You use Cyanuric Acid (CYA) in your pool so most of the chlorine (around 97% or so depending on CYA level) is bound to it. CYA has virtually no skin absorption (see
this link) so chlorine bound to CYA should be similar and is not volatile so the actual active chlorine level in your pool is equivalent to roughly 0.1 ppm FC with no CYA so around 1/10th what would be in chlorinated tap water. Chlorine itself is not the health concern -- it is the chlorinated disinfection by-products when chlorine combines with ammonia to from inorganic chloramines (especially nitrogen trichloride aka trichloramine) and when it combines with some organics.

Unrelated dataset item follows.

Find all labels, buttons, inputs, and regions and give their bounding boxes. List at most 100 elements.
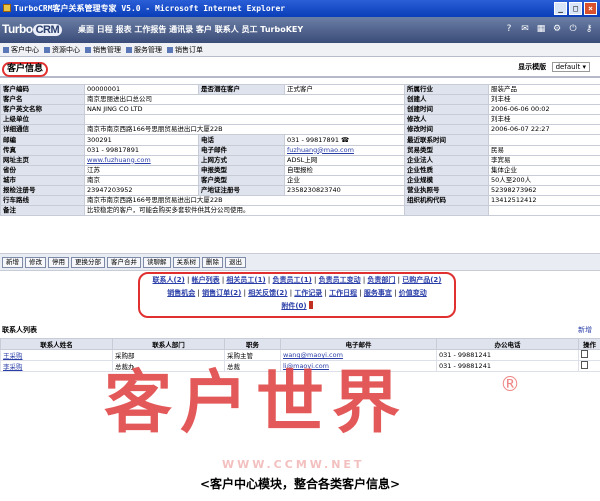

As for various studies on chlorine's effects in swimming pools, the studies are nearly all about indoor commercial/public pools because that is where there is a combination of high bather load, lower air circulation, and lack of sunlight (so lack of UV) that create the worst conditions for creation of the highest levels of disinfection by-products (CYA is typically not used in indoor commercial/public pools so the active chlorine level is far higher as well). You can read the thread
Asthma and Chlorinated Pools, and part of the thread
New Chlorine Scare,
this post with a link to a summary of epidemiological studies for drinking water and
this post where I discuss various chlorine alternatives and their limitations.
Remember that residential pools have extremely low bather loads, are generally outdoors exposed to the UV in sunlight and with better air circulation.
There aren't any posts I can recall about any consequences to changing the skin's biome due to killing bacteria and reducing fungi that would otherwise be growing on the skin. For many people with skin conditions, chlorine helps them more than hurts them. Sensitivity to chlorine is extremely rare though possibly less so for monochloramine.